VANCOUVER, British Columbia, April 10, 2024 (GLOBE NEWSWIRE) — PharmAla Biotech Holdings Inc. (“PharmAla” or the “Company”) (CSE: MDMA) (OTC: MDXXF), a biotechnology company focused on the research, development, and manufacturing of LaNeo™ MDMA and novel derivatives of MDMA (MDXX class molecules), is pleased to announce its intention to complete a non-brokered private placement offering of units of the Company (each, a “Unit”) at a price of $0.18 per Unit for aggregate gross proceeds of up to $750,000 (the “Offering”). It is anticipated that the Offering will be funded solely by a small group of long-term shareholders, known to the Company, who have expressed commitments.
Each Unit shall consist of one common share in the share capital of the Company (each, a “Common Share”) and one-half of one (0.5) Common Share purchase warrant of the Company (each whole warrant, a “Warrant”). Each Warrant will entitle the holder thereof to acquire one additional Common Share (each, an “Additional Share”) at a price of $0.27 per Additional Share at any time prior to 4:30 pm (Toronto Time) on the date that is thirty six months following the closing date (the “Warrant Term”), provided that, if the closing price of the Common Shares on the Canadian Securities Exchange (the “CSE”) is $0.38 or greater per Common Share for a period of ten consecutive trading days at any time after the completion of the Offering, the Company may accelerate the Warrant Term, in compliance with the policies of the CSE, such that the Warrants shall expire on the date which is thirty days following the date a press release is issued by the Company announcing the reduced Warrant Term in accordance with the terms and conditions of the certificate representing such Warrants.
The Company intends to use the net proceeds of the Offering for the securing of global patent rights for its portfolio of novel intellectual property assets, manufacture of products for sale, clinical trails into the Company’s novel patented drug candidates, sales, general corporate and working capital purposes.
The Units will be offered to qualified purchasers in reliance upon exemptions from prospectus and registration requirements of applicable securities legislation. Directors and officers of the Company may acquire securities under the Offering, which will be considered a “related party transaction” as defined under Multilateral Instrument 61-101 – Protection of Minority Security Holders in Special Transactions (“MI 61-101“). Such participation is expected to be exempt from the formal valuation and minority shareholder approval requirements of MI 61-101.
The Company may pay finders’ fees to eligible finders in connection with the Offering, subject to compliance with applicable securities laws and CSE policies.
All securities proposed to be issued in connection with the Offering will be subject to a statutory hold period of four months and one day from the date of issuance. The Offering is expected to close on or about April 18, 2024, subject to customary closing conditions and compliance with CSE policies.
The Company also announces that the Company intends to settle debt in the aggregate amount of $108,000.00 owing to Aaron Logan, a consultant of the Company who advises the Company on intellectual property and commercialization matters (the “Debt Settlement”). Mr. Logan’s work was critical in PharmAla’s negotiation for the establishment of Cortexa Pty Ltd., the Company’s joint venture with Australian-based Vitura Health Limited. Mr. Logan is an entrepreneur with more than 660 patents to his name and a 2023 Avenue Magazine Calgary Top 40 under 40 recipient. Pursuant to the terms of the Debt Settlement, the Company plans to issue Mr. Logan 600,000 Common Shares at a deemed price of $0.18 per Common Share. None of the debt includes payment for Investor Relations Activities (as such term is defined in the polices of the CSE). Mr. Logan will remain in an advisory capacity for the Company.

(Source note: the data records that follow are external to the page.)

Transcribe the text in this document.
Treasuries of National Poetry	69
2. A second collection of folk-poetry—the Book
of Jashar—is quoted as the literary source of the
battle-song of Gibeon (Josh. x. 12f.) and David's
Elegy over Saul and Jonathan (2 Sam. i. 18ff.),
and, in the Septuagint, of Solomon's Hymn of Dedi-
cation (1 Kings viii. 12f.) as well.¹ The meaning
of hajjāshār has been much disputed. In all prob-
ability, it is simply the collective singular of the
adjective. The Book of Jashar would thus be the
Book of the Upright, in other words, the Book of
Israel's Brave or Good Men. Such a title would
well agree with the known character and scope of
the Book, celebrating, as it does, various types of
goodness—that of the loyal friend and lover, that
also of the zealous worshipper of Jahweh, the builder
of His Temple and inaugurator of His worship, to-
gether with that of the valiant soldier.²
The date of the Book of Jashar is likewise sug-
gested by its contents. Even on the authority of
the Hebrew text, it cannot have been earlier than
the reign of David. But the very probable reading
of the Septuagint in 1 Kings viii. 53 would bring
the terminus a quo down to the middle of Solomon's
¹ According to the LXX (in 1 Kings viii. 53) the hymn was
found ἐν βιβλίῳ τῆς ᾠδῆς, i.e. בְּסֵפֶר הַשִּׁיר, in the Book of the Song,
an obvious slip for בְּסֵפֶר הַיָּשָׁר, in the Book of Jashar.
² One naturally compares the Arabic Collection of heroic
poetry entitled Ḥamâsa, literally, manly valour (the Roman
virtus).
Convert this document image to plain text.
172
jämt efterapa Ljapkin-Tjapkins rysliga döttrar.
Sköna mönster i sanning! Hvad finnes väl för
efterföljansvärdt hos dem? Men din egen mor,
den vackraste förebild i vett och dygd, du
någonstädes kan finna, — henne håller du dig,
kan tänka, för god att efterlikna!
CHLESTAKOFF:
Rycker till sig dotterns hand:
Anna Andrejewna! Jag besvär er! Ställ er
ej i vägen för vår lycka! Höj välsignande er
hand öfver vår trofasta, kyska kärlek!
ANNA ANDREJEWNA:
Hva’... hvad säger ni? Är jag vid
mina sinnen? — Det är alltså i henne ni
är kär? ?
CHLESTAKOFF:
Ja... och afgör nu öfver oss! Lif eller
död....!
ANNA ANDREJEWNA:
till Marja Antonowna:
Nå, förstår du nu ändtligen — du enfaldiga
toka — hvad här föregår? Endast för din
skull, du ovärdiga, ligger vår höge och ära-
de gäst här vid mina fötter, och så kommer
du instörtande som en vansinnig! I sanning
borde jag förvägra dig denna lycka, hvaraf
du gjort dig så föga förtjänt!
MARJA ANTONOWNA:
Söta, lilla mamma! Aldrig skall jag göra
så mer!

The Common Shares proposed to be issued in connection with the Debt Settlement will be subject to a statutory hold period of four months and one day from the date of issuance. The Debt Settlement is expected to close on or about April 18, 2024, subject to customary closing conditions, including, but not limited to, finalizing all contractual documentation and receipt of all applicable regulatory approvals, as applicable, including compliance with the policies of the CSE.
PharmAla Biotech Holdings Inc. (CSE: MDMA)(OTCQB:MDXXF) is a biotechnology company focused on the research, development, and manufacturing of MDXX class molecules, including MDMA. PharmAla was founded with a dual focus: alleviating the global backlog of generic, clinical-grade MDMA to enable clinical trials as well as commercial sales in selected jurisdictions, and to develop novel drugs in the same class. PharmAla is the only company currently provisioning clinical-grade MDMA for patient treatments outside of clinical trials. PharmAla’s research and development unit has completed proof-of-concept research into several IP families, including ALA-002, its lead drug candidate. PharmAla is a “regulatory first” organization, formed under the principle that true success in the psychedelics industry will only be achieved through excellent relationships with regulators.